Abstract
Background: In conventional drug delivery, the drug concentration in the blood raises once the drug taken, and then peaks and declines. Since each drug has a level above which it is toxic and another level below which it is ineffective, the drug concentration in a patient at a particular time depends on compliance with the prescribed routine.
Methods: To achieve more effective efficacy and fewer side effects of drugs, the drug carriers with desirable dosing and controllable release property of drugs are highly desired.

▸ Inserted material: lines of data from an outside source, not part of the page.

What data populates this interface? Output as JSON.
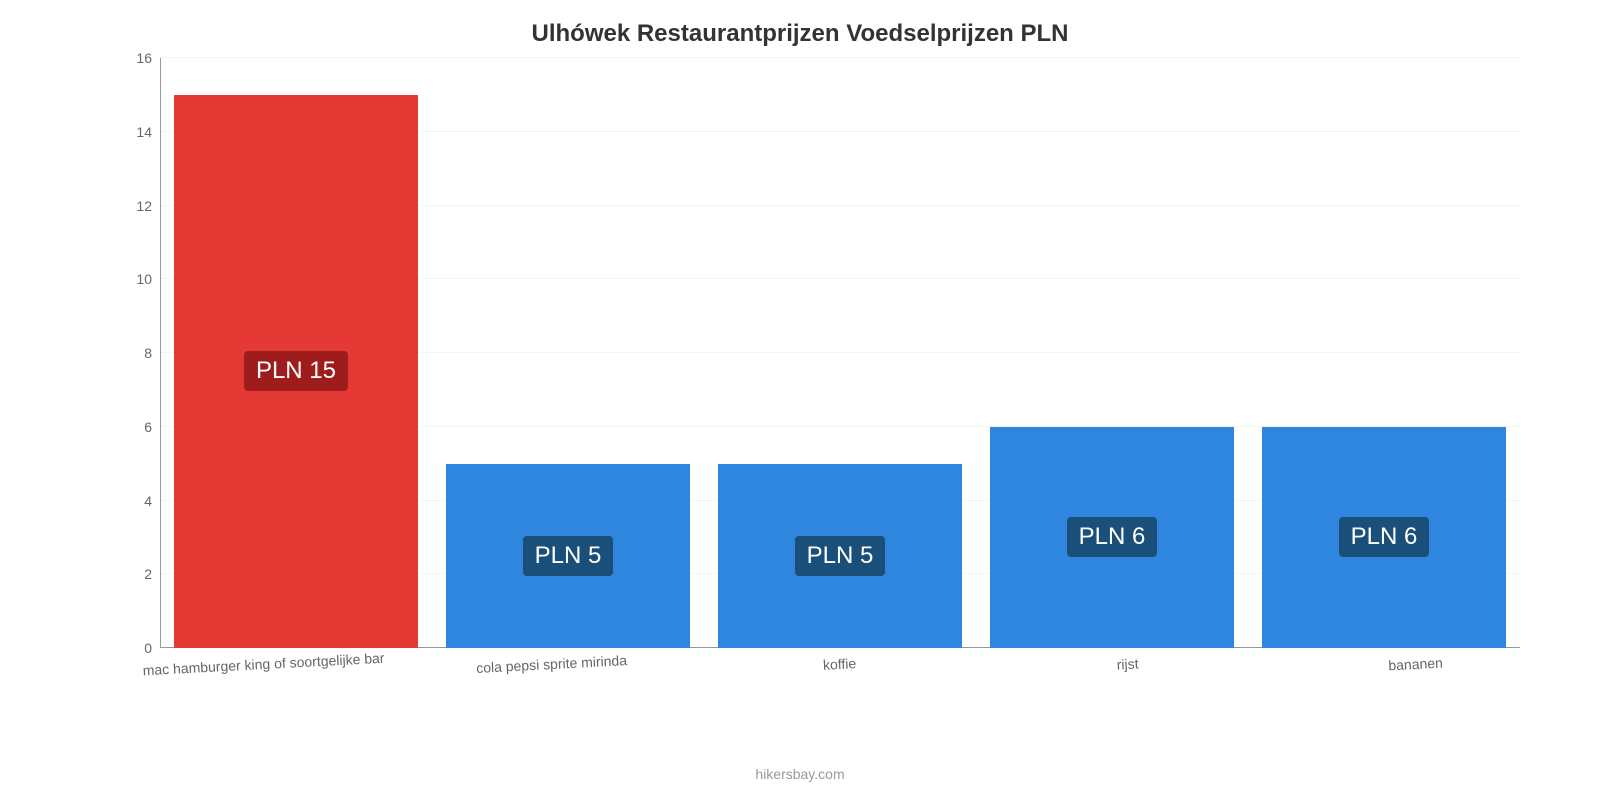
{
  "chart": {
    "type": "bar",
    "title": "Ulhówek Restaurantprijzen Voedselprijzen PLN",
    "title_fontsize": 24,
    "title_color": "#333333",
    "background_color": "#ffffff",
    "grid_color": "#f5f5f5",
    "axis_color": "#999999",
    "tick_color": "#666666",
    "tick_fontsize": 14,
    "ylim": [
      0,
      16
    ],
    "ytick_step": 2,
    "yticks": [
      0,
      2,
      4,
      6,
      8,
      10,
      12,
      14,
      16
    ],
    "categories": [
      "mac hamburger king of soortgelijke bar",
      "cola pepsi sprite mirinda",
      "koffie",
      "rijst",
      "bananen"
    ],
    "values": [
      15,
      5,
      5,
      6,
      6
    ],
    "value_labels": [
      "PLN 15",
      "PLN 5",
      "PLN 5",
      "PLN 6",
      "PLN 6"
    ],
    "bar_colors": [
      "#e53935",
      "#2e86de",
      "#2e86de",
      "#2e86de",
      "#2e86de"
    ],
    "label_bg_colors": [
      "#9e1c1c",
      "#1a4f7a",
      "#1a4f7a",
      "#1a4f7a",
      "#1a4f7a"
    ],
    "label_text_color": "#ffffff",
    "label_fontsize": 24,
    "bar_width_pct": 100,
    "x_label_rotation_deg": -3,
    "attribution": "hikersbay.com",
    "attribution_color": "#999999",
    "attribution_fontsize": 14
  }
}
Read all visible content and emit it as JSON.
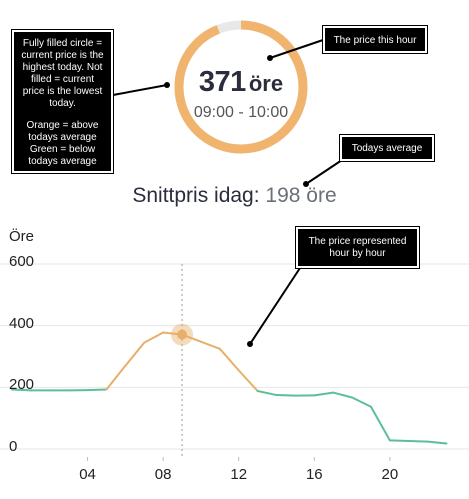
{
  "gauge": {
    "price_value": "371",
    "price_unit": "öre",
    "hour_range": "09:00 - 10:00",
    "fill_fraction": 0.94,
    "fill_color": "#f0b46e",
    "track_color": "#e8e8e8"
  },
  "average": {
    "label": "Snittpris idag:",
    "value": "198 öre"
  },
  "annotations": {
    "legend": [
      "Fully filled circle = current price is the highest today. Not filled = current price is the lowest today.",
      "Orange = above todays average Green = below todays average"
    ],
    "this_hour": "The price this hour",
    "todays_average": "Todays average",
    "hour_by_hour": "The price represented hour by hour"
  },
  "chart_data": {
    "type": "line",
    "ylabel": "Öre",
    "ylim": [
      0,
      600
    ],
    "xlim": [
      0,
      23.5
    ],
    "y_ticks": [
      "600",
      "400",
      "200",
      "0"
    ],
    "x_ticks": [
      "04",
      "08",
      "12",
      "16",
      "20"
    ],
    "grid": true,
    "average": 198,
    "current_hour": 9,
    "current_value": 371,
    "above_color": "#e6b06a",
    "below_color": "#5cbf98",
    "series": [
      {
        "x": [
          0,
          1,
          2,
          3,
          4,
          5,
          6,
          7,
          8,
          9,
          10,
          11,
          12,
          13,
          14,
          15,
          16,
          17,
          18,
          19,
          20,
          21,
          22,
          23
        ],
        "values": [
          193,
          190,
          190,
          190,
          191,
          193,
          270,
          345,
          378,
          371,
          348,
          325,
          255,
          188,
          175,
          173,
          174,
          183,
          167,
          137,
          28,
          26,
          24,
          18
        ]
      }
    ]
  }
}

Stimuli-responsive capsules with smart gating membranes or hydrogel-based membranes as capsule shells are ideal candidates. The smart capsule membranes enable efficient encapsulation of drugs within the large inner volume, and the responsive gating membranes or hydrogel-based membranes could control the release rate of encapsulated drugs in responding to environmental stimuli. The trigger stimuli could be either artificial or natural ones corresponding to specific diseases, such as temperature, pH, glucose concentration, specific ion, light, and magnetic field. Results: This review highlights the recent development in stimuli-responsive capsule membranes for controlled release in pharmaceutical applications, including two types of stimuli-responsive capsule membranes with different architectures for on/off release and burst release, which can achieve potential uses of case-dependent on/off release and burst release. Conclusion: The preponderances of the smart capsule membranes are that the capsules are with controllable inner space for drug vehicles with desired dose and stimuli-responsive membrane as shell to release drugs at a desired site and/or moment. However, the actual difficulties for the stimuli-responsive capsule membrane systems to go before they can be applied widely in the biomedical fields are discussed. The future works should focus on the improvements of biocompatibility, biodegradability and stimuli-responsiveness of the capsule membranes, easy and scalable fabrication techniques with further decrease of the capsule size for more efficient in vivo applications, and the diversification of the multi-compartmental capsule architectures with multi-stimuli-responsive characteristics for controlled release.Keywords: Stimuli-responsive membranes, smart membranes, sensing membranes, capsule membranes, controlled release, drug delivery.